For me the paper work is not really a problem.  I don't think we should make official membership in a congregation so onorous a process to change that it smacks of getting stuck in a cell phone contract or some gym membership that simply won't let you go.  I would like some more fluid view of membership in a congregation that allows for efficient in and out of believers between churches when that is their desire, regardless of the receiving church's membership practices.  We have a menonite congregation in town which has a worshiping population on a weekend of about 3,000 but of which about 1,000 are officially members there. They are wrestling with what does that mean for them?

I think the closer we can tie the "local church membership" to "being a believer in and disciple of Christ" at its most basic levels, the more sense it makes that if someone cuts themselves off from the ministry and worship of the Body, then they cease to be members.  Right now,it can almost sound like our paper memberships are something apart from being in the Body of Christ, as if there is a Body of Christ that believers are a part of, and then, there is also this church institution thing that some of the Body (perhaps most) will become a part of as well.  I'm not sure the two are so separate.
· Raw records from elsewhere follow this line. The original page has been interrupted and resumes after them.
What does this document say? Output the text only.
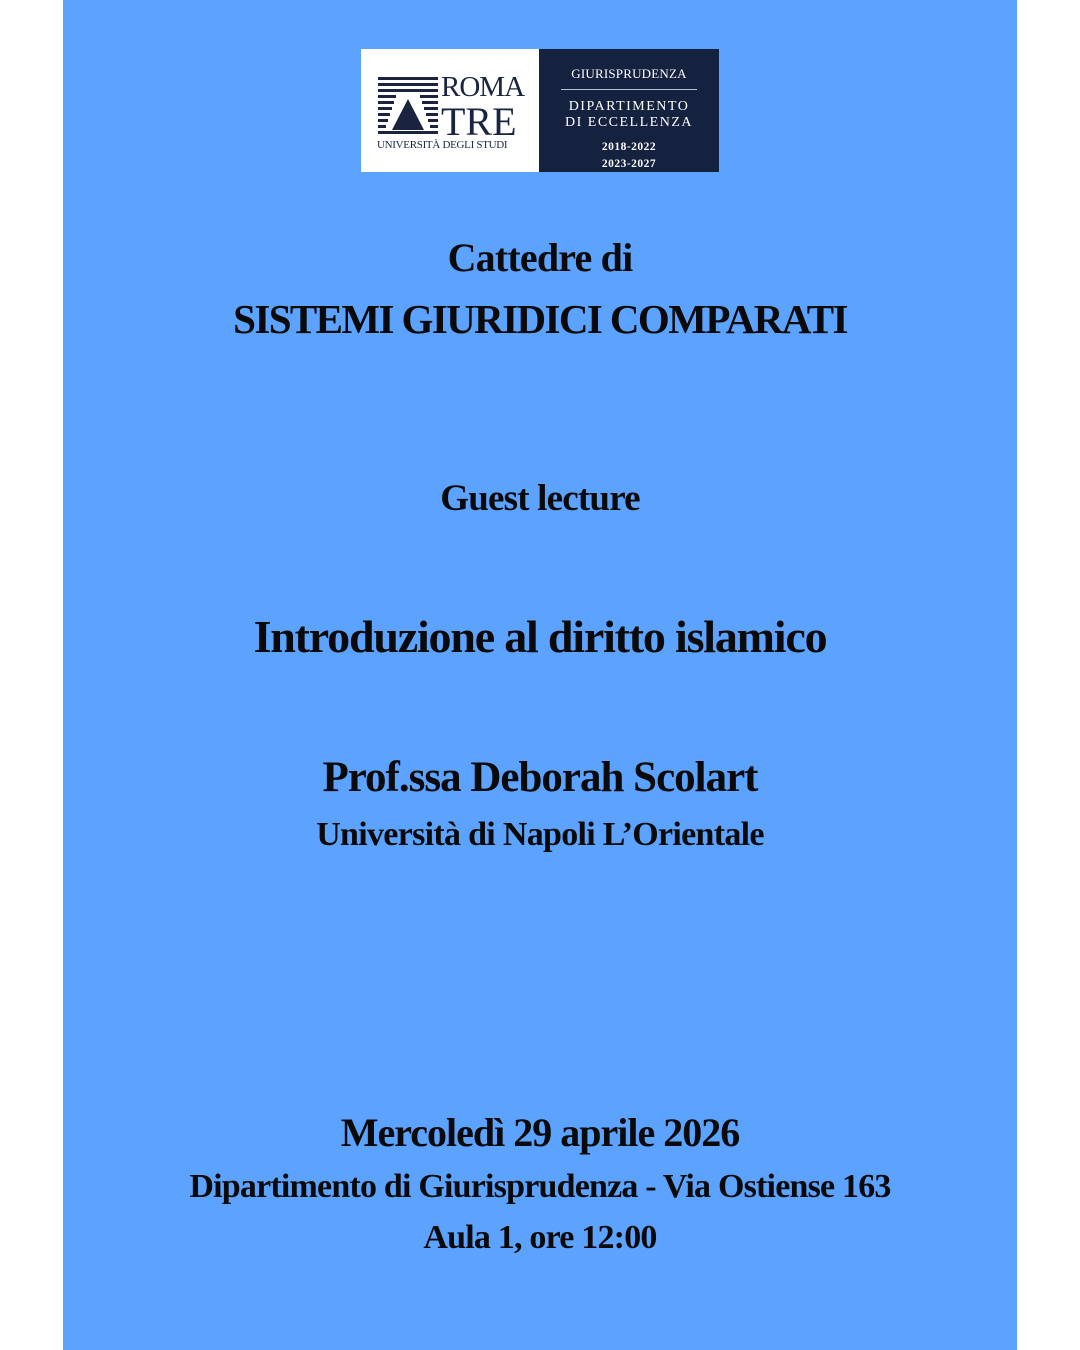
ROMA
TRE
UNIVERSITÀ DEGLI STUDI
GIURISPRUDENZA
DIPARTIMENTO
DI ECCELLENZA
2018-2022
2023-2027
Cattedre di
SISTEMI GIURIDICI COMPARATI
Guest lecture
Introduzione al diritto islamico
Prof.ssa Deborah Scolart
Università di Napoli L’Orientale
Mercoledì 29 aprile 2026
Dipartimento di Giurisprudenza - Via Ostiense 163
Aula 1, ore 12:00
My advice would be, we stop pretending certain people are members of the Body in a certain local when they are not.  It is a bit of matter of integrity.  Can you still minister to those who no longer are members.  Certainly, however, at present, a lot of our oversight ministry focuses only on members and as soon as a member ceases to be a member, we drop them.  Maybe we need a parish perspective on the local worshipping body rather than an institutional membership perspective.  Who are we called to care for in our locale?  Who are we repsonsible for?  Membership could be joining in the carrying out this ministry. 
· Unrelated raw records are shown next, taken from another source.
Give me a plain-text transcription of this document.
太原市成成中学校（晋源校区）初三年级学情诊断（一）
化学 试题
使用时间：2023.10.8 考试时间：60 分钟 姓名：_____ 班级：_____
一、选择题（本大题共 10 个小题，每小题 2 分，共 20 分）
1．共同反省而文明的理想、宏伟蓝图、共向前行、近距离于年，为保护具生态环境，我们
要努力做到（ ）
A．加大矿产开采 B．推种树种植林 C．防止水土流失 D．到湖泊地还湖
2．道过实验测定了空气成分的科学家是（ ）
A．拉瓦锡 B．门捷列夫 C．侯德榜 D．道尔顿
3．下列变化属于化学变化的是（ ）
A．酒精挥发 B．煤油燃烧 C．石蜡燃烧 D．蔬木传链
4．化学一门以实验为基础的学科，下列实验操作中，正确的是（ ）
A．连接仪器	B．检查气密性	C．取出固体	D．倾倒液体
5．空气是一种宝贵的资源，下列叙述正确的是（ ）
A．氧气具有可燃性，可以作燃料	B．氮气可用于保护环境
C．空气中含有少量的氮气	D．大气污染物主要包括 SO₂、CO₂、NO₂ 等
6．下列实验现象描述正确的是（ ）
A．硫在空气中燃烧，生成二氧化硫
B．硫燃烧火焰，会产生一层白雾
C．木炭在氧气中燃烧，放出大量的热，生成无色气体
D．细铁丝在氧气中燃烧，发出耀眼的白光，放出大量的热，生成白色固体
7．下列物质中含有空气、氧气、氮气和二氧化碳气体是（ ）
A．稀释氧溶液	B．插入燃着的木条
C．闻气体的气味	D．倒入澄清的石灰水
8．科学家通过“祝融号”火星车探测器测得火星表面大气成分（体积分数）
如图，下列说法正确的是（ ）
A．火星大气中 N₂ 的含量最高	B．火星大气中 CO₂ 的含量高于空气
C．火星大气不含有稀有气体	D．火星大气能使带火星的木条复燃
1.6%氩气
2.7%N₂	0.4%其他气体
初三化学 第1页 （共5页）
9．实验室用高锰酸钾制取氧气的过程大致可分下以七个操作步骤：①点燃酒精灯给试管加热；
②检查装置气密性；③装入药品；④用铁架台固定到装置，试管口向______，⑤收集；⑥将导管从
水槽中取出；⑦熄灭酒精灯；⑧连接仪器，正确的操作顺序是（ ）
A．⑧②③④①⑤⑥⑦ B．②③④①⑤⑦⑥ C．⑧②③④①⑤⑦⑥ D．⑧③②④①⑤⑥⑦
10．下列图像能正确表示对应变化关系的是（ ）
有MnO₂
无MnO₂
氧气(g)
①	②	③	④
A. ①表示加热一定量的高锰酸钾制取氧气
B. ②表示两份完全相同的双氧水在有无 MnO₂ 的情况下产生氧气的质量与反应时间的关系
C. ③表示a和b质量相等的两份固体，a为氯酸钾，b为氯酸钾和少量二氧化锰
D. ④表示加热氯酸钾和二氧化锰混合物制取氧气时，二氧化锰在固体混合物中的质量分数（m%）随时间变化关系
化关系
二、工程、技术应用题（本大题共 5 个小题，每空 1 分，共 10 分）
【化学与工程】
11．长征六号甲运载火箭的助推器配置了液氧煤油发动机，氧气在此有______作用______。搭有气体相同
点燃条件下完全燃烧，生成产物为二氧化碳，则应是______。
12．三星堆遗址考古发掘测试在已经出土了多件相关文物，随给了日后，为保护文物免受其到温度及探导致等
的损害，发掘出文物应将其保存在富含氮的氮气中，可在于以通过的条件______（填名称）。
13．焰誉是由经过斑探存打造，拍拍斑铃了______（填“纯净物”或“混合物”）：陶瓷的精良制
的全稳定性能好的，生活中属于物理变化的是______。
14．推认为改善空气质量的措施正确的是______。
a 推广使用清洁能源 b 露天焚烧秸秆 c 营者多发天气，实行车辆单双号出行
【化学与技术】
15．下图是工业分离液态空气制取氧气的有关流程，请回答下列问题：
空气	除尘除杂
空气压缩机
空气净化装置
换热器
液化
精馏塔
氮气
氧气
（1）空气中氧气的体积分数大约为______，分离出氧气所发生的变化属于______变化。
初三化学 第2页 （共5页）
And some residue of that old membership papers practice is that many folk think there is a filing cabinet in the church with a folder with their names on it and in that folder are "membership papers" akin to "baptismal certificates" or something.  No such thing exists here.  It is simply the list we keep of who we feel we have oversight of.  Or, another way of saying that, is the list of who has submitted themselves to the mutual oversight (led by the elders) in this congregation.  When people stop attending and being connected with this congregation, we try to determine the nature of what they mean by that.  Are they leaving Christ and His Body (an admonition and discipline reality), or switching places where they will submit their lives to the care and admonition of fellow believers in Christ along with those servants set part to oversee that ministry (then just acknowledge their decision and bless them in their new place of ministry and move on)?